Mevrouw Vos (PvdA): Ik betrap de minister een beetje op overdrijving van mijn woorden en vervolgens zijn uitleg. Ik heb niet gezegd dat ik de ovo wil verbieden. Ik heb gevraagd wat de minister ervan vindt om het misbruik van de ovo aan te pakken. Het gaat ook helemaal niet om een beroepsverbod. Het gaat over de discussie over schijnzelfstandigheid. Ik weet dat de Belastingdienst en het UWV vaak jacht maken op schijnzelfstandigheid. Waar dit soort constructies worden geconstateerd, is er vaak sprake van een hiërarchische verhouding van een arbeidsrelatie. Het is dus onterecht dat deze mensen niet bijdragen aan de sociale premies. Ik vraag de minister om op dat voorstel te antwoorden en niet op de verkeerde veronderstelling dat ik de ovo wil verbieden en dus in het contractrecht wil treden.

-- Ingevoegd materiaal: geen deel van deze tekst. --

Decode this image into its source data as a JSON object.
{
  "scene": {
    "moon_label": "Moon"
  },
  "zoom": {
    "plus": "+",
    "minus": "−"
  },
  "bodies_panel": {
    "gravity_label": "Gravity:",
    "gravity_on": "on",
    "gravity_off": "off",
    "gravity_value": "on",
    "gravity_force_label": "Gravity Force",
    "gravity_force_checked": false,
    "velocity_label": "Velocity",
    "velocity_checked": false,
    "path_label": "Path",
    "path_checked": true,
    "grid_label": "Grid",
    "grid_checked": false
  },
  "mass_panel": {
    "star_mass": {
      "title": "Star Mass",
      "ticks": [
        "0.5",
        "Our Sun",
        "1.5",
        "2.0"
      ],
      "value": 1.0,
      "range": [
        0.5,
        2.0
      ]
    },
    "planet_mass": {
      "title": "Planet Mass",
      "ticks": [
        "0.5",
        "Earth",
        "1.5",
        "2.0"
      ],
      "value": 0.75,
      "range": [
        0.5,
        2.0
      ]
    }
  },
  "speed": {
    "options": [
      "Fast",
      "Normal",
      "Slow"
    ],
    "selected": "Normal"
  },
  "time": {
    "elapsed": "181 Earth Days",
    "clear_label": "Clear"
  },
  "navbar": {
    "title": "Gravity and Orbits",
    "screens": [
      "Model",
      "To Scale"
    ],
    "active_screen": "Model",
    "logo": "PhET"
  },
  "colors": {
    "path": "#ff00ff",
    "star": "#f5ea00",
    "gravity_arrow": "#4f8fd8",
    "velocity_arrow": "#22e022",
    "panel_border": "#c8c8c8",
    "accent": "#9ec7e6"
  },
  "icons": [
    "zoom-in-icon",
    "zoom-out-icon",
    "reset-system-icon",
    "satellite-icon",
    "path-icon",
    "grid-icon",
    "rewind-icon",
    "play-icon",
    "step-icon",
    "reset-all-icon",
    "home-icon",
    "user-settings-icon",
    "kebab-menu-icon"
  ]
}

Minister Donner: Als er sprake is van schijnzelfstandigheid, is er in werkelijkheid sprake van een arbeidsovereenkomst waarvoor gewoon de implicaties van een arbeidsovereenkomst moeten gelden. Als dat de situatie is, dan kunnen partijen, ook sociale partners en bonden, naar de rechter stappen om te laten constateren dat die arbeidsovereenkomst er is. De vaststelling is nu juist dat er geen arbeidsovereenkomst is, dat er geen sprake is van schijnzelfstandigheid maar van een reële zelfstandigheid. Daarop berust de zaak. Zodra er sprake is van schijnzelfstandigheid kan men gewoon naar de rechter stappen. Op basis van die feiten kan ook de Belastingdienst belasting inhouden, want er is geen VAR die inhoudt dat er geen belastingen ingehouden hoeven te worden. Derhalve zou het belastingontduiking zijn.

Mevrouw Vos (PvdA): Het is dan toch heel vreemd dat deze ovo’s überhaupt zijn toegestaan. Over contractvrijheid gesproken, deze mensen kunnen niet onderhandelen over prijzen. Dat is een kenmerk van de ovo. De ovo is er natuurlijk voor ondernemers die kunnen onderhandelen over prestatie en contract. Dat is hier niet het geval. Ik vraag de minister om serieuzer en diepgaander dan hij nu doet, te kijken om dit niet een mogelijkheid is. Dit betreft ook de hele discussie over zelfstandigen en de relatie tot de verzorgingsstaat en schijnzelfstandigheid. De kranten staan bol van berichten over alle zelfstandigen die over de rand vallen. De minister kent ook de sectoren waarin hiervan gebruik wordt gemaakt. Het gaat er ons om dat we de ovo willen laten zijn waarvoor hij was bedoeld. En dat is niet een constructie in grijs gebied tussen het arbeidsrecht en de rechten van werknemers en ondernemers.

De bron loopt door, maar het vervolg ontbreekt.